An elderly Chinese doctor who cares for patients has been put under surveillance, and an Italian freelance photographer was deported for trying to take pictures of suffering farmers, sources said Wednesday. In the latest case, Wan Yanhai, who founded and ran the internationally-known AIDS Action Project, a private non-profit group advocating the rights of China's AIDS sufferers, went missing on Sunday, his wife Su Zhaosheng said.

"I haven't been able to reach him on his mobile phone or home phone for days ... That's very strange because we talk every day. No matter how late, he always answers the phone," Su told AFP from California, where she is currently studying.

Liu Qing, president of the New York-based Human Rights In China, said it was likely Wan has been detained.

"I believe it's related to what has happened to him recently. There's a great possibility he's been arrested by Chinese police," Liu said.

"The Chinese government has long not allowed voices other than their own and Wan was a frequent, independent voice on the AIDS problems."

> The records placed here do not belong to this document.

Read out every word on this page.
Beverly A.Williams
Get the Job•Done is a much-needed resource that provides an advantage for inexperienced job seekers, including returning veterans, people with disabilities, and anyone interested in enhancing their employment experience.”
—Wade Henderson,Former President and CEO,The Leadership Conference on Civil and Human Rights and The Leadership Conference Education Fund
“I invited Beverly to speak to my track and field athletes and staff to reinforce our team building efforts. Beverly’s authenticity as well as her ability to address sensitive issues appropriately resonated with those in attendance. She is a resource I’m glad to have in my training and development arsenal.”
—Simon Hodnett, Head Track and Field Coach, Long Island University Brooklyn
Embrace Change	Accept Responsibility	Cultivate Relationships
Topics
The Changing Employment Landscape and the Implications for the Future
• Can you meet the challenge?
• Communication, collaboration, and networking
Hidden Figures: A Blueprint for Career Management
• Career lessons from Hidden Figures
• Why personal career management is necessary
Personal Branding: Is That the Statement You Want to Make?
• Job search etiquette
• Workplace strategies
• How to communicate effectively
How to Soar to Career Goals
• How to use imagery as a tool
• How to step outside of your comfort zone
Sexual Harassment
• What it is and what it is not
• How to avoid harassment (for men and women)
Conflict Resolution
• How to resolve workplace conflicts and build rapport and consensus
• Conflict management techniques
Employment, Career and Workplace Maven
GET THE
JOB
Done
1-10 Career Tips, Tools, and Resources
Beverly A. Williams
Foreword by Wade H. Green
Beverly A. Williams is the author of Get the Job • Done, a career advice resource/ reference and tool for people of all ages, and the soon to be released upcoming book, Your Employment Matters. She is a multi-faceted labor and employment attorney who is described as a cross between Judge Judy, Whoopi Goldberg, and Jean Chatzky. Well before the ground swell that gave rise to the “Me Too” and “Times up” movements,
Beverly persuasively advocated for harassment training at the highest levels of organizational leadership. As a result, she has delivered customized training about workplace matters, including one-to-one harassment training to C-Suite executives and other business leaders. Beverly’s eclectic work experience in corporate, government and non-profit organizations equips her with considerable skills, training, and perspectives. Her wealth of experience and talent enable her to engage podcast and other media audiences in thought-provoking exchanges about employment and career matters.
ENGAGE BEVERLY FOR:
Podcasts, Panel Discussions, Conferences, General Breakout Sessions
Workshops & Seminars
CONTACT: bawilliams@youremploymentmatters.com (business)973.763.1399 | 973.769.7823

Su and HRIC have urged Chinese authorities to investigate, although police had no comment Wednesday.

Last month, Wan's group, called Aizhi Xingdong in Chinese, received notice from its partner, a university, to vacate its campus office.

The university said it received orders from higher authorities, Wan told AFP at the time.

His staff were called in by police for questioning. Following the eviction, Wan was frequently followed by plain-clothes police, Liu said.

The group's problems with the authorities started early this year when a member helped AIDS sufferers hand a petition to the government, the Hong Kong-based Information Center for Human Rights and Democracy had said.

The group's website aizhi.org has published a long list of names of farmers who died of AIDS after selling blood in villages in central China's Henan province, where the scandal was first revealed.

Wan said at the time of his eviction that he thought it was linked to his criticisms of the government about slow action in helping AIDS sufferers and their responsibility in the blood-selling scandal.

The government allowed blood stations collecting blood through unsanitary methods to be set up in Henan and other provinces in 1980s to mid-1990s, leading to huge numbers of infections.

Additionally Wednesday, Gao Yaojie, an elderly Henan doctor who has been providing basic medical care to the farmers and who frequently speaks to reporters said she had been followed by plain-clothes police over several periods in recent months.

"It's very dangerous right now. They've warned me against speaking to reporters," Gao told AFP, adding that a Beijing university student who helped Henan AIDS patients coming to Beijing was also followed.

In May, Beijing freelance reporter Peng Dingding was detained by police outside Gao's home and questioned for two days before being released, Peng said Wednesday.

Francisco Zizola, an Italian freelance photographer who travelled with Peng to take pictures of villagers dying of AIDS was also detained and deported, Peng said.

According to recent UN figures China could have around 1.5 million people carrying HIV, the virus that causes AIDS. UN officials warned in June that the country risks an "AIDS catastrophe".